Et soudain les portes s’ouvrirent. Et soudain, les étendards s’avancèrent. Et
soudain les bruits des sabots retentirent. Et soudain les écuyers arrivèrent.
La foule guettait.
La foule s’impatientait.
Mais la foule attendait.
Et après un cortège de serviteurs, hérauts, écuyers, apprentis, dame de compagnie, son attente fut récompensée.
Tenant les rennes de son cheval d’une seule main, prêt à saluer la foule de l’autre,
le chevalier Paloum approchait. Il avait fière allure dans son armure
étincelante, aussi brillante qu’au premier jour. Les rayons du soleil se
reflétaient à la perfection sur le plastron luisant, illuminant les rues et le
cœur des gens.
Son casque sous le bras, sa magnifique chevelure rousse bercée par une brise
légère, il répondait maladroitement à la clameur des habitants à son passage.
A côté de lui, Hemrich, un autre chevalier, ne
pouvait s’empêcher de sourire. Malgré sa popularité évidente et ses exploits
sans cesse renouveler, Paloum n’arrivait pas à s’habituer aux jets de fleur,
aux déclarations d’amour enflammées, aux cris d’allégresses ou autres
manifestations d’admiration à son égard. Il jeta un regard en biais à Godefroy
qui lui rendit son sourire hilare.
L’avancée
dans les rues se passait sans encombre, jusqu’à ce que le chevalier Paloum
entendit un écho qui discordait avec ceux de la foule en liesse. Son regard se
porta au-delà de la haie d’honneur et il remarqua un mouvement inhabituel.
Intrigué, il arrêta son cheval. Ses comparses l’imitèrent troublés et curieux.
D’un coup de talon, et d’un mouvement de main habile, il dirigea sa monture
vers l’origine de l’élément perturbateur.
Progressivement,
la foule se calma, et s écarta, surprise par le comportement insolite du
chevalier qui d’ordinaire retournait au château du seigneur sans plus de
cérémonie.
L’élément
perturbateur se révéla être deux enfants aux prises avec plusieurs gardes qui
semblaient les empêchaient d’approcher. Paloum prit alors la parole.

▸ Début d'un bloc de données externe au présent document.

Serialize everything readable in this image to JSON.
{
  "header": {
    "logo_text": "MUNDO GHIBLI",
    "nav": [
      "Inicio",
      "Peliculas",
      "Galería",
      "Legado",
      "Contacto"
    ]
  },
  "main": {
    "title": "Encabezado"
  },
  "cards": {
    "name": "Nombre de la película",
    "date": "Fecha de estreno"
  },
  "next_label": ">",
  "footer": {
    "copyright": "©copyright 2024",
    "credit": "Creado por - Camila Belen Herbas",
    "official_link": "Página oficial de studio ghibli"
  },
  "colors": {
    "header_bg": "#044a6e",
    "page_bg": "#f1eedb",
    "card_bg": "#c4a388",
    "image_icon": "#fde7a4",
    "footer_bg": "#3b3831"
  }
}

« Hola vaillants soldats de la garde, pouvez-vous me
dire ce que cela signifie ? »
Aussitôt que les deux bambins remarquèrent la présence du chevalier, ils se tinrent cois, la bouche bée. Les gardes quant à eux, eurent un mouvement d’agacement qui disparut aussitôt qu’ils reconnurent le grand, le fameux, le magnifique chevalier Paloum. Ils s’adressèrent à lui du mieux qu’ils purent alors qu’il descendait de son vaillant destrier.
« Ils voulaient
s’approcher de vous Monseigneur chevalier, mais nous on n’voulait pas trop, qui
sait ce que ces manants, ces vauriens peuvent cacher sous leurs tuniques et on
aurait été comme qui dirait embêtés qu’il vous arrive malheur. »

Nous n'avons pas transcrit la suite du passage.